In a follow-up to a report nearly two weeks ago, the Chicago Department of Public Health (CDPH) met with local healthcare providers and LGBT organizations last week as part of their ongoing efforts to stop the spread of invasive meningococcal disease (IMD). The meeting follows a confirmed fifth IMD case in DuPage County – the first in the Chicago suburbs. This case brings the total number affiliated with the outbreak to five, including one fatality.
IMD causes meningitis and can be deadly if untreated. In response to the outbreak, CDPH and the CDC recommend MSM in Chicago who have anonymous sex partners, use hook-up apps to meet partners or are HIV positive to get vaccinated, which will protect them from infection. CDPH also notes that African American MSM are at an increased risk based on previous cases.
“This disease can kill, but vaccines are available,” said Julie Morita, MD, Commissioner, CDPH. “Anyone at risk must get vaccinated to protect themselves and the community.
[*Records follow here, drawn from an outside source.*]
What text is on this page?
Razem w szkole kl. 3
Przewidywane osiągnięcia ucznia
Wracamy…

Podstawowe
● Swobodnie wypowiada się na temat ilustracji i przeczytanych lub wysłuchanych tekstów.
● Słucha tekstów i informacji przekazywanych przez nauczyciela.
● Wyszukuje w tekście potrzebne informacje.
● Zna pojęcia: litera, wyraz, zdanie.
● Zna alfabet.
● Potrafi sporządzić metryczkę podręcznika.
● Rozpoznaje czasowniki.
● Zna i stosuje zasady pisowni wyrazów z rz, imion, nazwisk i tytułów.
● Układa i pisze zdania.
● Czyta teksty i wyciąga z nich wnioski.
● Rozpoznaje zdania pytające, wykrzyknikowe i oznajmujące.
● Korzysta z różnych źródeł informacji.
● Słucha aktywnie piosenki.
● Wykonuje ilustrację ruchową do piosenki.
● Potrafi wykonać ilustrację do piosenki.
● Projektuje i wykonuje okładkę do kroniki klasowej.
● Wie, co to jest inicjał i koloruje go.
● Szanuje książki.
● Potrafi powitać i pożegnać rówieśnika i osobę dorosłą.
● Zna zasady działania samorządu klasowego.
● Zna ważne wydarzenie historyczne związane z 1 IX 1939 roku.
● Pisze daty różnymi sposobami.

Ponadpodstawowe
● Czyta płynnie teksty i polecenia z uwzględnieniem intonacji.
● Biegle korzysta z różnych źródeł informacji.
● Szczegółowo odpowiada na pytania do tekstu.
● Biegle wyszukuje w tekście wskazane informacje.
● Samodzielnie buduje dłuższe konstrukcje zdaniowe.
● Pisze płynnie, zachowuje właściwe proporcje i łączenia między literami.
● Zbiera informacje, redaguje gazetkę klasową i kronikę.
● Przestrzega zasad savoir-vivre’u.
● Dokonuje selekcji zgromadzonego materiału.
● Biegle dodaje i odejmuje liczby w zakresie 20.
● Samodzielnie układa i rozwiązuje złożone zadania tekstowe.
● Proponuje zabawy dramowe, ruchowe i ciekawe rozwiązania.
By working with our community partners we can stop this disease before any more lives are claimed.”
The Illinois Department of Public Health has joined in CDPH efforts to stop the spread of the disease and notify all residents of the area about potential risks.
“Individuals who may be at risk for meningitis in connection with this outbreak may not seek treatment because of the stigma that some people have toward men who have sex with men or because they lack access to care,” said IDPH Director Nirav D. Shah, M.D., J.D. “It is important we reach out to these individuals to encourage them to seek treatment, not only for their own health, but to help stop the spread of this disease and reduce the risk to others.”
Meningitis vaccine drive were held throughout the weekend.
IMD can cause symptoms including fever, headache and a stiff neck. Some people may experience nausea, vomiting, increased sensitivity to light and altered mental status or confusion. If you experience these symptoms, please consult a medical provider immediately. The disease spreads through prolonged, close contact with saliva that can include intimate kissing, sexual contact, sharing drinks or sharing marijuana and cigarettes.